Mediation is helpful in any type of dispute. Few cases couldn’t benefit from mediation. The success of a mediation is not wholly dependent on the skills of the mediator, but an experienced mediator can make a big difference. Insured monetary disputes involving small personal injury cases require certain knowledge and experience. But more complex litigation and those involving substantial damages require another set entirely.
Effective mediators play many different roles during the course of a mediation, but the roles are played much differently in large complex cases.
Sometimes a mediator is passive and sometimes active. In high-volume, routine personal injury cases, a mediator’s ability to actively influence the evaluation of a seasoned adjuster or experienced trial lawyer is limited regardless of the mediator’s skills. A mediator’s role is generally more passive in such situations. However, in complex and high-dollar cases with unique facts, a mediator’s active role becomes crucial. The ability to know when and how to actively serve as a facilitator is lost on many mediators.
In order to reach the best resolution, the parties to a negotiation must know and consider their interests.
Helping the parties identify their own interests and appreciate those of the other side requires a special skill set that not many mediators possess. A mediator should be more than a potted plant, blindly shuffling offers to and fro. Asking probing questions, actively listening to the parties, and brainstorming potential solutions are just some of the skills utilized by mediators of successful complex cases.
Large and complex cases routinely hit stumbling blocks in the course of mediation.
Experienced mediators know to expect them and are well-equipped to handle them.
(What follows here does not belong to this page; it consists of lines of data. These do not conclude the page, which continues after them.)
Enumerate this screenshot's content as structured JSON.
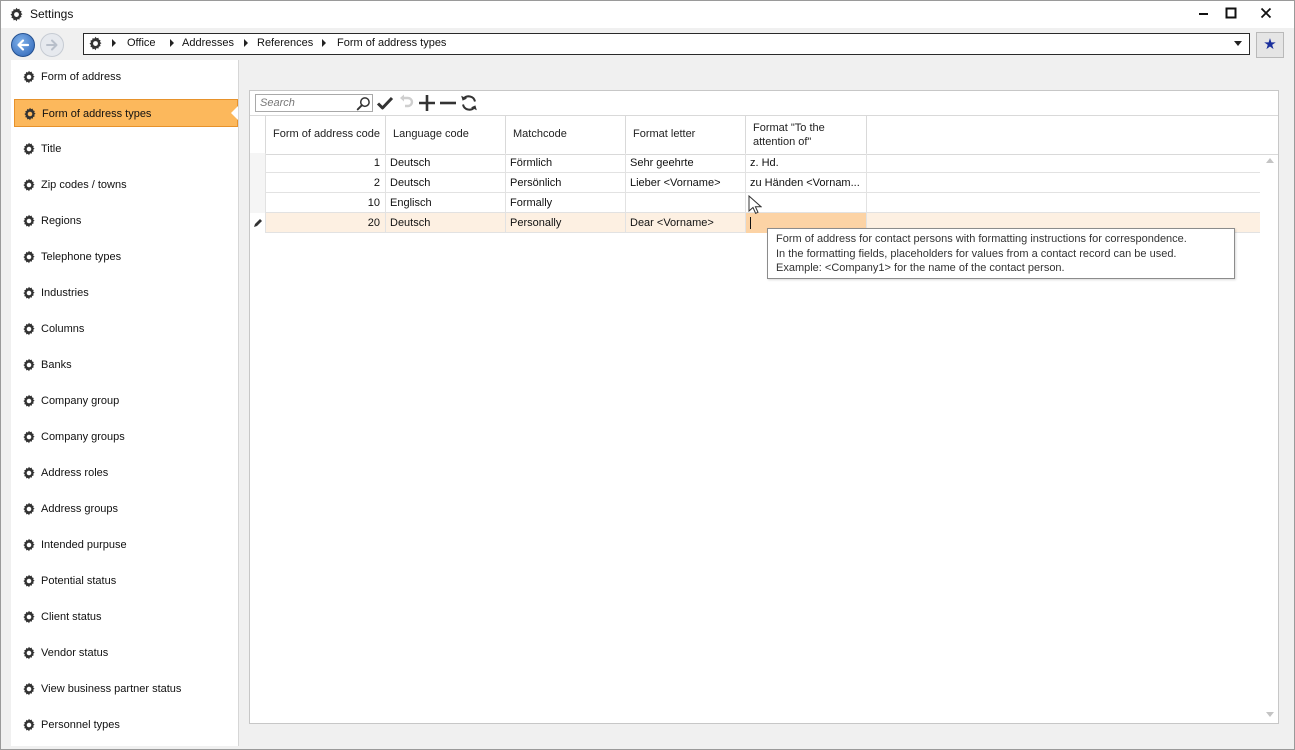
{
  "window": {
    "title": "Settings",
    "minimize": "_",
    "maximize": "☐",
    "close": "✕"
  },
  "nav": {
    "breadcrumb": [
      "Office",
      "Addresses",
      "References",
      "Form of address types"
    ],
    "favorite": "★"
  },
  "sidebar": {
    "items": [
      {
        "label": "Form of address",
        "active": false
      },
      {
        "label": "Form of address types",
        "active": true
      },
      {
        "label": "Title",
        "active": false
      },
      {
        "label": "Zip codes / towns",
        "active": false
      },
      {
        "label": "Regions",
        "active": false
      },
      {
        "label": "Telephone types",
        "active": false
      },
      {
        "label": "Industries",
        "active": false
      },
      {
        "label": "Columns",
        "active": false
      },
      {
        "label": "Banks",
        "active": false
      },
      {
        "label": "Company group",
        "active": false
      },
      {
        "label": "Company groups",
        "active": false
      },
      {
        "label": "Address roles",
        "active": false
      },
      {
        "label": "Address groups",
        "active": false
      },
      {
        "label": "Intended purpuse",
        "active": false
      },
      {
        "label": "Potential status",
        "active": false
      },
      {
        "label": "Client status",
        "active": false
      },
      {
        "label": "Vendor status",
        "active": false
      },
      {
        "label": "View business partner status",
        "active": false
      },
      {
        "label": "Personnel types",
        "active": false
      }
    ]
  },
  "toolbar": {
    "search_placeholder": "Search"
  },
  "grid": {
    "columns": [
      "Form of address code",
      "Language code",
      "Matchcode",
      "Format letter",
      "Format \"To the attention of\""
    ],
    "rows": [
      {
        "code": "1",
        "language": "Deutsch",
        "matchcode": "Förmlich",
        "letter": "Sehr geehrte",
        "attention": "z. Hd."
      },
      {
        "code": "2",
        "language": "Deutsch",
        "matchcode": "Persönlich",
        "letter": "Lieber <Vorname>",
        "attention": "zu Händen <Vornam..."
      },
      {
        "code": "10",
        "language": "Englisch",
        "matchcode": "Formally",
        "letter": "",
        "attention": ""
      },
      {
        "code": "20",
        "language": "Deutsch",
        "matchcode": "Personally",
        "letter": "Dear <Vorname>",
        "attention": ""
      }
    ]
  },
  "tooltip": {
    "lines": [
      "Form of address for contact persons with formatting instructions for correspondence.",
      "In the formatting fields, placeholders for values from a contact record can be used.",
      "Example: <Company1> for the name of the contact person."
    ]
  },
  "colors": {
    "active_item": "#fcb85c",
    "active_border": "#e7922b",
    "editing_row": "#fdf0e2",
    "editing_cell": "#fcd3a5",
    "favorite_star": "#1a2f9c"
  }
}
These cases often involve emotions. They cannot be ignored. But they must be effectively managed if negotiations are to continue effectively. A skilled mediator can handle them. The patience and persistence required by a mediator of these cases is paramount to a successful resolution. Knowing when to pause and when to power forward is not intuitive but comes from years of experience and active listening skills.
Circumstances often dictate a mediator’s need to be evaluative. But expressing ill- or uninformed opinions is not helpful to the process and can be disastrous.
Knowing how to be effectively evaluative, having the credibility to pull it off, and possessing the wherewithal to bite one’s tongue until the parties are primed and ready to listen are skills that many mediators do not possess.